I really enjoy using a site called Postcrossing. It allows you to send a postcard to a random person somewhere in the world and in turn you will receive one in return. It is interesting to see where cards come from…Mostly the “big” countries, but I did receive a card from Guernsey. Really cool!
Now, it is very hard to find the special cards so I do create my own…though I have a few in reserve for those deadset against it.
I have developed a special blog that lists my postcards. Soon I will migrate the site here, but until then visit: http://po.andeweb.info/. You desire a card, let me know – I gladly exchange.

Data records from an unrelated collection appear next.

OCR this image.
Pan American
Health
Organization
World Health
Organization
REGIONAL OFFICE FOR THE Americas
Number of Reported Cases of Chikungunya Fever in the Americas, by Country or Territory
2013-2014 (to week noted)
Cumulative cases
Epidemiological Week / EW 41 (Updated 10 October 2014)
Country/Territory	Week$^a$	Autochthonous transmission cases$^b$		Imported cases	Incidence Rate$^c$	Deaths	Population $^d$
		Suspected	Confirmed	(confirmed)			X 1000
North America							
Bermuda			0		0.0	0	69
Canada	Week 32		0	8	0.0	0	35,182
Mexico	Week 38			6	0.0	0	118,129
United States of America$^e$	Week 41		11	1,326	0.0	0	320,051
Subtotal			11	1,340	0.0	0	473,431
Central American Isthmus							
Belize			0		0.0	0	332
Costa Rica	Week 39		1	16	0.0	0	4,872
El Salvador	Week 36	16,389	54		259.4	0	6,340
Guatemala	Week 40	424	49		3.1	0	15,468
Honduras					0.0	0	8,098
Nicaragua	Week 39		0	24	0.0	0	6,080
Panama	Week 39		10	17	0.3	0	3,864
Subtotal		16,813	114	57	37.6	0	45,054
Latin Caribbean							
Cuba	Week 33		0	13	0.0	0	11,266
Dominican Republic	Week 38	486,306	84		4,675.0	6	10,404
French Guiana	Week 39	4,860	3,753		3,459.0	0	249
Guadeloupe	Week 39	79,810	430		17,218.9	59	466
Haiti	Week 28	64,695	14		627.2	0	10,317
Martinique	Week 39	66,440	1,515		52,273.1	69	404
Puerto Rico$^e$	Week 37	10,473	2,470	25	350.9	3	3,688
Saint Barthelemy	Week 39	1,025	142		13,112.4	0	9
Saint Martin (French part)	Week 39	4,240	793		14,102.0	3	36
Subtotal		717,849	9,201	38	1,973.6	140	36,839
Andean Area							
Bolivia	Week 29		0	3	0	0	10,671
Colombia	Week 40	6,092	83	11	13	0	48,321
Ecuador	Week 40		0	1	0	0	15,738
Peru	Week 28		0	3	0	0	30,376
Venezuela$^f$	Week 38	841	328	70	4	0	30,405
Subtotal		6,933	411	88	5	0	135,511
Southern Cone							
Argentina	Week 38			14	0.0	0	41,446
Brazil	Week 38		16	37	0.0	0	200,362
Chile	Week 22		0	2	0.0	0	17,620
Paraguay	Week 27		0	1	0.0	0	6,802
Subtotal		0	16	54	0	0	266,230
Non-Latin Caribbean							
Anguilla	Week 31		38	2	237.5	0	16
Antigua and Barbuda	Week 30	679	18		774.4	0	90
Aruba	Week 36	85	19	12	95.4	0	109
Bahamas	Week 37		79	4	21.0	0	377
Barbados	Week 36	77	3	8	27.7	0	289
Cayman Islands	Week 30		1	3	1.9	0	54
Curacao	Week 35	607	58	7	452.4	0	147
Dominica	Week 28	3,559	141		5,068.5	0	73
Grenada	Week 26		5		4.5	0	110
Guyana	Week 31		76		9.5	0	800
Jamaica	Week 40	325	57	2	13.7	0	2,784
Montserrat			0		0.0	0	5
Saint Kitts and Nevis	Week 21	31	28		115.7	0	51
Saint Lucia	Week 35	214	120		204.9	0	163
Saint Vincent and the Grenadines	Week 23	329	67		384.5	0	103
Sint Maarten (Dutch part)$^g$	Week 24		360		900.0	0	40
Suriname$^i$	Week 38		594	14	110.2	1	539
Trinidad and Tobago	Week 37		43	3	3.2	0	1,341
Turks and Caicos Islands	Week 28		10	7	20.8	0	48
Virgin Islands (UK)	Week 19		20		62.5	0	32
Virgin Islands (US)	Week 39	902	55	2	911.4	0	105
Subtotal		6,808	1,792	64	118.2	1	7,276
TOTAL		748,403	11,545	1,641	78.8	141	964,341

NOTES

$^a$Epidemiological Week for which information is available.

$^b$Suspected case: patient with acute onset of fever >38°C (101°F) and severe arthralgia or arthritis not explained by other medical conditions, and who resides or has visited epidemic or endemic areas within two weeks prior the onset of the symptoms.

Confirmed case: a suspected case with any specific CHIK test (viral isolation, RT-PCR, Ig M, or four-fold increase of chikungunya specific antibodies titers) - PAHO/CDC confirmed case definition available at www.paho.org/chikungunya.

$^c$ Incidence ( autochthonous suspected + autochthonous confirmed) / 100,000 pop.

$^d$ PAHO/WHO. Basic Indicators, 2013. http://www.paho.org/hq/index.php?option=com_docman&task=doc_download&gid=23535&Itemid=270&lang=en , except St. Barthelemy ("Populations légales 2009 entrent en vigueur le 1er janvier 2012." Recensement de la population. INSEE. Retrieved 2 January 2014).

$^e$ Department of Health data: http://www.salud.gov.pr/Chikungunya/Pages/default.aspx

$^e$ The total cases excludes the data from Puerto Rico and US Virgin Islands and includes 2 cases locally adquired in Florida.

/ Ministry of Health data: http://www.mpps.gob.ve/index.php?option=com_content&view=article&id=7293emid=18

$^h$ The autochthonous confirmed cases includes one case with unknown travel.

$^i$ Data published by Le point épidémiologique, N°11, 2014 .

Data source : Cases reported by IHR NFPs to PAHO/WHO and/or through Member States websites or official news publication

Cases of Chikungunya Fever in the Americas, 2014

A QSL card is a special card that confirms two-way communication between two amateur radio stations. These cards often look like postcards, but have a special place in ham’s collections. QSL is derived from the Amateur Radio’s Q codes and means “I confirm receipt of your transmission”. You can also get QSL cards through listening to shortwave radios – and there are some quite interesting cards as well.
Mailer’s Postmark Permit
I also hold a Mailer’s Postmark Permit and am the circulation director of the Mailer’s Postmark Permit Club. A Mailer’s Postmark Permit is quite a unique item, since it is not something many countries have (I believe the US may be the only one). It is a cancellation applied to a piece of mailer by someone authorized by the post office via a permit. The process can be a little lengthy, but is free to any US citizen. The only cost is to purchase a cancellation device. I purchased mine from Bill Porter at Olathe Post.
You can learn more about Mailer’s Postmarks at the Mailer’s Postmark Permit Club website.
Please note, my linking to Bill Porter and Olathe Post is based on my personal experience with him and should not be considered an endorsement of any organization or club that I am part of.
One of the most interesting things about the postcards is seeing the postmarks. One of my fellow Mailer’s Postmark Permit Club members, Tim Schnepp, has a wonderful Postmark site showing his collection. Quite impressive if you ask me.